Pyete veten a ja vlen? Te qendrosh strukur ne guacken tende te iluzionit e te shikosh qe e gjith bota jote po shembet dhe te mos besh as levizjen me te vogel per te ndryshuar dicka..
Shpesh jemi ne vet ata qe e lendojme veten duke u munduar te rijetojme ne mendjen tone nje histori qe tashme ka mbaruar ne vend qe te ecim perpara te krijojm dicka tjeter akoma me te mire me dike qe na meriton, dike jo perfekt por dike qe te pershtatet , dike qe do te doje edhe atehere kur ti nuk e do me veten,e kjo gje vlen me shum se cdo tjeter ne bote. Asgje ne jete nuk shkon sic ne e duam, deshirat nuk plotesohen te gjitha, nuk mund te realizohet cdo objektiv por kurr nuk duhet te humbesh shpresen, ne nje menyre ose tjeter cdokush do mare ate qe meriton ne fund. Nje periudhe e keqe ne jete nuk eshte e gjithe jeta jote, shum vite te tjera perpara do ta zbehin se tepermi kete situate qe po kalon tani.
Mos e deno veten me kujtime te se shkuares, mos i jep aq shume rendesi sa ti besh te perjetshme.
Ti meriton me shum se ato qe ke humbur, vlen me shum se fjala e personave qe te kan gjykuar dhe zemra jote peshon shum her me pak se goditjet qe ke mare ne jete.
Mer fryme lirshem dhe perserit ne vetvete "do ta le te shkoj kete dhimbje" binde veten qe ti je e forte dhe do ja dalesh mbane te kapercesh cdo pengese dhe te luftosh per gjerat qe ti meriton.
- English Version-
It happens that in a period of your life, you feel like you're stuck at a crossroads and don't know what to do, unsure of which direction to take because you're afraid of making wrong decisions.
Your feet are moving on the ground, but your mind is in the air, and your eyes are teary, and you could fall at any moment. The whole feeling this situation transmits turns into fear, and it stops you, blaming yourself for staying still because you don't have enough courage to move forward, to do what you feel, and without understanding, you fill yourself with insecurity. The moment you realize that everything in life you've wanted most and fought hard to have is now more unreachable than ever, and the whole world changes its meaning.

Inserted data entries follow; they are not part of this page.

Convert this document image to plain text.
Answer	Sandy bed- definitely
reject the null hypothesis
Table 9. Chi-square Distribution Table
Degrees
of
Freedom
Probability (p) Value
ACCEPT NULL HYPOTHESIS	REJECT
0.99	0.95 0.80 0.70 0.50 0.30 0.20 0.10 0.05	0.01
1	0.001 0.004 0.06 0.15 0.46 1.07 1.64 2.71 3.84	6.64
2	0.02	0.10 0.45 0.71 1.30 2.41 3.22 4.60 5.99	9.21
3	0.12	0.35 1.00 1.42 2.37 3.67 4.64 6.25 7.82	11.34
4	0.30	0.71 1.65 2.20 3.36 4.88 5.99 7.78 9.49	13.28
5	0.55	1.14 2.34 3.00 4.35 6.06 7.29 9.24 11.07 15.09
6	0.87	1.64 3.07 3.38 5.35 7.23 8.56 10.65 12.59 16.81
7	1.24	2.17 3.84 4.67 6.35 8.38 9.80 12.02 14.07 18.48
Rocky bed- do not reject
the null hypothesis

Accepting loss is the only thing left to do even when you won't accept it, even though the mind and heart still want to fight, you must understand and accept that some things in life are not meant to happen for various reasons and will never be yours no matter how hard you try.

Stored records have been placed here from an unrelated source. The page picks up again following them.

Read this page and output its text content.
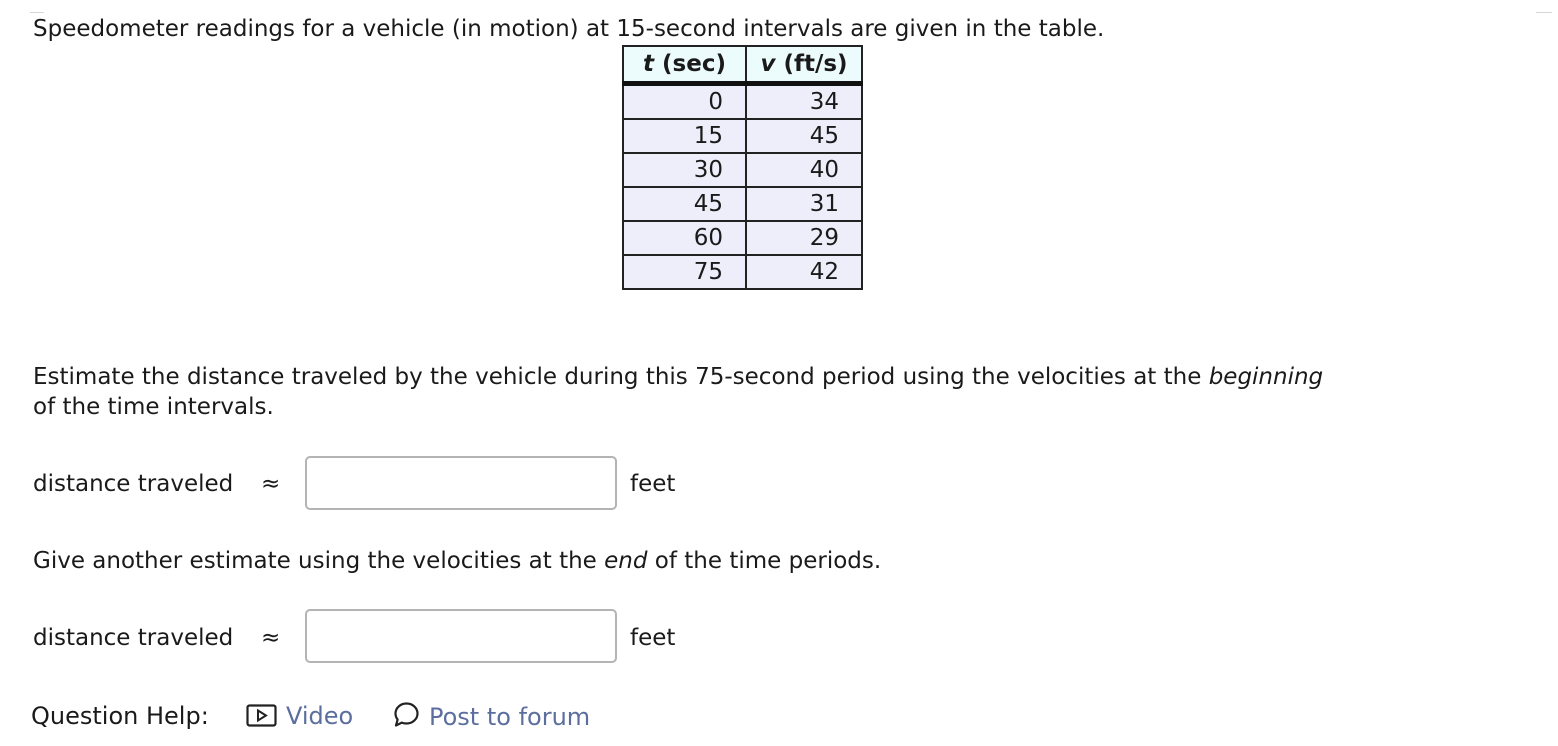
Speedometer readings for a vehicle (in motion) at 15-second intervals are given in the table.
t (sec)	v (ft/s)
0	34
15	45
30	40
45	31
60	29
75	42
Estimate the distance traveled by the vehicle during this 75-second period using the velocities at the beginning
of the time intervals.
distance traveled ≈	feet
Give another estimate using the velocities at the end of the time periods.
distance traveled ≈	feet
Question Help:	Video	Post to forum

Understanding that being attached to things that you know you'll never have will hurt you more than accepting and moving forward but stumbling in this chapter of life will make you lose even more. All this fear, now transformed, has roots so deep and firmly planted that it makes it difficult to break away, and no matter how hard you try, you're never ready to fully come out of your shell.
Ask yourself, is it worth it? To stay crouched in your illusion's shell and watch as your whole world crumbles, and not make even the smallest move to change something.
Often, we are the ones who hurt ourselves by trying to relive in our minds a story that has already ended, instead of moving forward to create something better with someone who deserves us, someone not perfect but someone who fits, someone who will love you even when you don't love yourself, and that's worth more than anything else in the world. Nothing in life goes as we want, all desires are not fulfilled, and not every objective can be achieved, but you should never lose hope, in one way or another everyone will get what they deserve in the end. A bad period in life is not your whole life, many years ahead will fade away at least this situation you're going through now. Don't blame yourself with memories of the past, don't give them so much importance as to make them eternal.
You deserve more than what you've lost, worth more than the words of the people who have judged you, and your heart weighs much less than the blows you've taken in life. Take a deep breath and repeat to yourself "I will let go of this pain" Convince yourself that you are strong and you'll overcome every obstacle and fight for what you deserve.